I thing I made one strange snippet.
code
#define store_if_true(Ty, addr, val, flag) \
*((__global Ty*)(((unsigned long)addr) + (((unsigned long)(flag == 0)) * ((1LU << 48) - ((unsigned long)addr))))) = val;
__kernel void kern(__global unsigned int* buffer) {
unsigned long ix = get_global_id(0);
buffer[ix] = ~(0U); // to not get garbage in the buffer
unsigned long even = (ix & 1) == 0;
store_if_true(unsigned int , &buffer[ix], 0, even); // nullify the value! (maybe)
}
This kernel writes a value only if invocation index is even without ifs *_*
The idea here is that when the flag is true, the store address gets computed to be beyond (1 << 48) byte location and apparently stores beyond valid address space on gpu… just become noops!
This looks useful, but I have a concern that this code might be exploiting some undefined behaviour. Is it safe to use it?
I would not expect that a wild write to arbitrary GPU memory “just become noops!”. This behavior could be well-defined or undefined, depending on whether or not you are using robust memory accesses.
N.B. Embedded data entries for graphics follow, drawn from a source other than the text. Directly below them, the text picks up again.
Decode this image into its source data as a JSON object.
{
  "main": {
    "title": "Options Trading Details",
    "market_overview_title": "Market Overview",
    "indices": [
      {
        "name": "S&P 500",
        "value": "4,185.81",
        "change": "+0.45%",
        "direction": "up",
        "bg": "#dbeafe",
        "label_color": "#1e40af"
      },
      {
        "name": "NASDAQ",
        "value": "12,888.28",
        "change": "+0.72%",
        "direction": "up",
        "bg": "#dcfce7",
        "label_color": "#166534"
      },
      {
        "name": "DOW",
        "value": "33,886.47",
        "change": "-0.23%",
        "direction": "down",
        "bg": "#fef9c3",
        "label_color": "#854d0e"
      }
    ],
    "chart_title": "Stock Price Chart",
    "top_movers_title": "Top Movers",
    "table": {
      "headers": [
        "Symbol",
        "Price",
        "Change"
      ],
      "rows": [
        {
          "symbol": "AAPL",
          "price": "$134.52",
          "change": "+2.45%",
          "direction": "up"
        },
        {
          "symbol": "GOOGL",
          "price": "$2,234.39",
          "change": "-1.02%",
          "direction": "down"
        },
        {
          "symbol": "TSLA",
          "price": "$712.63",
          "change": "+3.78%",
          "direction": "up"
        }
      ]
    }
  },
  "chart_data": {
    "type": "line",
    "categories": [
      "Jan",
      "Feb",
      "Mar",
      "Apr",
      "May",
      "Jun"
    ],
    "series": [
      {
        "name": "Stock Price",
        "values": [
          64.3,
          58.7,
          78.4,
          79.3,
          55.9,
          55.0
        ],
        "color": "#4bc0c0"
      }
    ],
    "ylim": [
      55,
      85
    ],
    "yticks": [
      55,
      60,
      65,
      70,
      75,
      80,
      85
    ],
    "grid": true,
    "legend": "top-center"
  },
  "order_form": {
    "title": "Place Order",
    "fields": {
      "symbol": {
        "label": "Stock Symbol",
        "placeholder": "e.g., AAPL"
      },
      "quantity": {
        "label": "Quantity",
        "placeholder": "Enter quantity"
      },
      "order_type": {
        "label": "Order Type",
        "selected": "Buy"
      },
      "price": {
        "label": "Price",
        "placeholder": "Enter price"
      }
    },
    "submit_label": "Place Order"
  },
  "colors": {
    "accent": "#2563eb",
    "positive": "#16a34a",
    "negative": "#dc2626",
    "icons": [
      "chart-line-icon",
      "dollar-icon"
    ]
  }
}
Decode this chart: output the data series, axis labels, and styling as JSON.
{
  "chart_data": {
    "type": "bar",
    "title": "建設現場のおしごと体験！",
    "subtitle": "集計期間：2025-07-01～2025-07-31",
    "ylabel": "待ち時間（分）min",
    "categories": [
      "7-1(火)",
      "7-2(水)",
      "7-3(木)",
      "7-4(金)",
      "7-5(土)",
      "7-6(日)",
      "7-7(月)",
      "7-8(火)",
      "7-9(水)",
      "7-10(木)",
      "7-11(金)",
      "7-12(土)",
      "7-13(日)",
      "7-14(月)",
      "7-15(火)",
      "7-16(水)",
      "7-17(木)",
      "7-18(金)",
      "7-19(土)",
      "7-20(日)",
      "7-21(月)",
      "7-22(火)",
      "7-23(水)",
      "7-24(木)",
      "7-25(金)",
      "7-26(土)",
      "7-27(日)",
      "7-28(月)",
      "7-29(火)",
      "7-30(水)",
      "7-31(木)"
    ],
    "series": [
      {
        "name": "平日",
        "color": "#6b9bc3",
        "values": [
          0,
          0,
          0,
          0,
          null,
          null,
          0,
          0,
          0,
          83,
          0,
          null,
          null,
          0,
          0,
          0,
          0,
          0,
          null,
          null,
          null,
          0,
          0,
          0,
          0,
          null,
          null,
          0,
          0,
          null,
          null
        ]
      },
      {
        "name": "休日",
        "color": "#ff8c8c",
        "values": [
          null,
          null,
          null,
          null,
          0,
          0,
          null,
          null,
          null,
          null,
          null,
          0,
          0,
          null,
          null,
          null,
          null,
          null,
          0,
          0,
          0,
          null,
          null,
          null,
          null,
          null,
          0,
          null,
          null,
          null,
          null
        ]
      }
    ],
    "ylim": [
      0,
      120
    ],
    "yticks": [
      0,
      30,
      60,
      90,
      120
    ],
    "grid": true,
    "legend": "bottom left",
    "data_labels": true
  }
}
I don’t know if that’s an option in OpenCL or if it’s mandatory.
But regardless, wild writes are not something you should routinely do.
The reason to think they may be noops came to me from reading reference on amd gcn isa, where something like “stores to addresses not located in range of physical memory get discarded” was written there.
This is what’s puzzling me: apparently, they do and after some experimentation I can say memory location need not even be 1 << 48!
I have run the following code on two machines, one with intel hd graphics and another with radeon gpu.
The behaviour on intel machine seems like it does care if I write out of buffer bounds to any address, and on radeon any reads or writes to addresses below 1 << 40 segfault the programm.
__kernel void kern3(__global unsigned int* buffer) {
unsigned long ix = get_global_id(0);
// guaranteed to fill buffer with zeroes.
// attempt to read anything bellow it crushes the programm
buffer[ix] = *((__global unsigned int*)(1ul << 40)) ;
// same here. writes to location above 1 << 40 are ok, below crushes the programm
*((__global unsigned int*)(1ul << 40)) = 0 ;
// *((__global unsigned int*)(1ul << 39)) = 0 ; this segfaults on amd
}
I run a couple of iterations of one kernel with ifs and one kernel with this cursed addressing and I see about 1 second difference on 1GB buffer that cannot be dismissed due to random variation, I think.
__kernel void kern2(__global unsigned int* buffer) {
unsigned long ix = get_global_id(0);
unsigned long even = (ix & 1) == 0;
if (even) {
buffer[ix] = 0;
} else {
buffer[ix] = -1;
}
}